For reasons I don't know, however, a year later they announced that the next October, we would once more have tricks or treats!  Woohoo!  Or I guess.  Truth be told, I don't even remember when it was announced.  I just know that by sixth grade, I was aware we were having tricks or treats.  

Because of that, there seemed to be a bit more 'buzz' about Halloween that year.  This was even as my classmates and I pondered our age and going out tricks or treating again.  After all, most of us were only a year shy of teenager, and we didn't want to do anything that could cramp our style.  Nonetheless, when it finally came about I think many of us ended up going.  I went at the last minute, throwing together a 'bum/hobo' costume and sticking only to the street we lived on.

Other things seemed bigger that year.  There was a haunted house at our fairgrounds, and we went, if for no other reason to pester our band director who was dressed like a zombie (IIRC).  That was also the year we did the Indian Corn at home.  As usual there weren't many decorations about.  We had a couple pumpkins, a cardboard skeleton and some small decorations in shapes of witches, black cats and jack-o-lanterns. That was all.  That was all for most.  Consumerism hadn't crept into the holiday yet. 

When it was done, I went home, scoured the bag for loot - by then, mostly candy.  There was a made for TV movie called Devil Dog: Hound of Hell that was on.  Campy and silly now, but when you're still only in elementary and it's 1978, it was scary enough.  And that was it.  It was during the week - on a Tuesday I think - so bed and school the next day.

To link it to the fall season, it was in sixth grade that we went for our first 'school field trip' away from home.  For three days we went to a nearby Lutheran Memorial Camp for lessons in nature, walking through woods at night by yourself, and dealing with other kids in a cabin.  It was a very 'fallish' time, and the woods and camp had all that late autumn feel of mostly bare trees, leaf covered ground and chill in the air.  Given that it happened right after such a clear focus on Halloween again, the two probably began to merge in my thinking around that time, too. 
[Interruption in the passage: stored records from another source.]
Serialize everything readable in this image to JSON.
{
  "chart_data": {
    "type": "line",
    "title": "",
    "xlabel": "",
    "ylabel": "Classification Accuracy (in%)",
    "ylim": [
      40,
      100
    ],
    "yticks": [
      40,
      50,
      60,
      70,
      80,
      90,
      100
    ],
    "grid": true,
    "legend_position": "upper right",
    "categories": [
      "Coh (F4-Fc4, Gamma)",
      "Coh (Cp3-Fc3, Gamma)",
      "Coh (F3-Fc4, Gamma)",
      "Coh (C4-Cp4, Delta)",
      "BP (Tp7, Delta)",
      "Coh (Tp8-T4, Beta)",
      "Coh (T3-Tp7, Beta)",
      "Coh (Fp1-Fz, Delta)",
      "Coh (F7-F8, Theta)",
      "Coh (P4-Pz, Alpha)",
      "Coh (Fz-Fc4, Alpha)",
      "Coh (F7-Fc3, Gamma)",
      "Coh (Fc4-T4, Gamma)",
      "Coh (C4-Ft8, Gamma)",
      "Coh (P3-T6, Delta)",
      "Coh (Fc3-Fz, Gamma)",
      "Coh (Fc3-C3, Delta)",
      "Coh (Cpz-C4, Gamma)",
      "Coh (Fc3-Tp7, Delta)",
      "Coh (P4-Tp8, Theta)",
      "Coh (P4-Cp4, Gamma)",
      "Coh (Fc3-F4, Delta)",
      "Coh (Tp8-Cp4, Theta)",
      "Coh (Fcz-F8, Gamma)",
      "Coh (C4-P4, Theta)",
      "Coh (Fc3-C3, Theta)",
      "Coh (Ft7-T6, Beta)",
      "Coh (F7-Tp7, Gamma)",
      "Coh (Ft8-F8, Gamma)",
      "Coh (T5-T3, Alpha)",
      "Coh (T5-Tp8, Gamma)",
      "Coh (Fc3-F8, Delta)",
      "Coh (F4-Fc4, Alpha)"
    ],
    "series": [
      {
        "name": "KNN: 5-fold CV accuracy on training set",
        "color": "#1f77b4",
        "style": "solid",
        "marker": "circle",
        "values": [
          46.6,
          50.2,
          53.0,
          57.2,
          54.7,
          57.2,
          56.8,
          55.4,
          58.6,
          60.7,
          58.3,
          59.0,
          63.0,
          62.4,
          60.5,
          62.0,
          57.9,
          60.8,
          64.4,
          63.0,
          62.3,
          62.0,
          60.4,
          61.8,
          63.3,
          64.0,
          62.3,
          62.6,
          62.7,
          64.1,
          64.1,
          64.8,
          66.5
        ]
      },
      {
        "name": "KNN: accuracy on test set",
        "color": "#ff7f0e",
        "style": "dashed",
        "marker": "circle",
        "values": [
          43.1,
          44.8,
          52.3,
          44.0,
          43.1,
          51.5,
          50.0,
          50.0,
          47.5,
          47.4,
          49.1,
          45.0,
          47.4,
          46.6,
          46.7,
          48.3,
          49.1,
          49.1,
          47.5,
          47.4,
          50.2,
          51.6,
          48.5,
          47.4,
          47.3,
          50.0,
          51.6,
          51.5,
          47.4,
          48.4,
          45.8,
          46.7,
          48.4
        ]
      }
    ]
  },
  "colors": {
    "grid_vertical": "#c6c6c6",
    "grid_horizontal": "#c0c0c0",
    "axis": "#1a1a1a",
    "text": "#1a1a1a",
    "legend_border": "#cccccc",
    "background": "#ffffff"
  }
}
Therefore it was after that I began putting it all together, and seeing Halloween as 'a season', one that was somehow linked to that overall 'autumn' season I was growing fond of as well.  In fact, the one great thing about it, as I began to reflect, was that autumn meant the beginning of the great season of all kiddom, which is of course Christmas.  Back then, it was Christmas, Christmas season, and Christmas break.  

By middle school, these were all beginning to merge, and I know by high school I was starting to become aware of this, and see not only fall, but Halloween especially, as a right fun high point of the year.  That love has multiplied over the years as I made sure the family, and especially the boys, partook in a host of rituals and celebrations that they now almost demand as part of our yearly traditions.  So I suppose that's that.  Like most things in life, it's not a single here or there or this or that.  It's many things over many years that end up making a memory, or even a season of which we become particularly fond.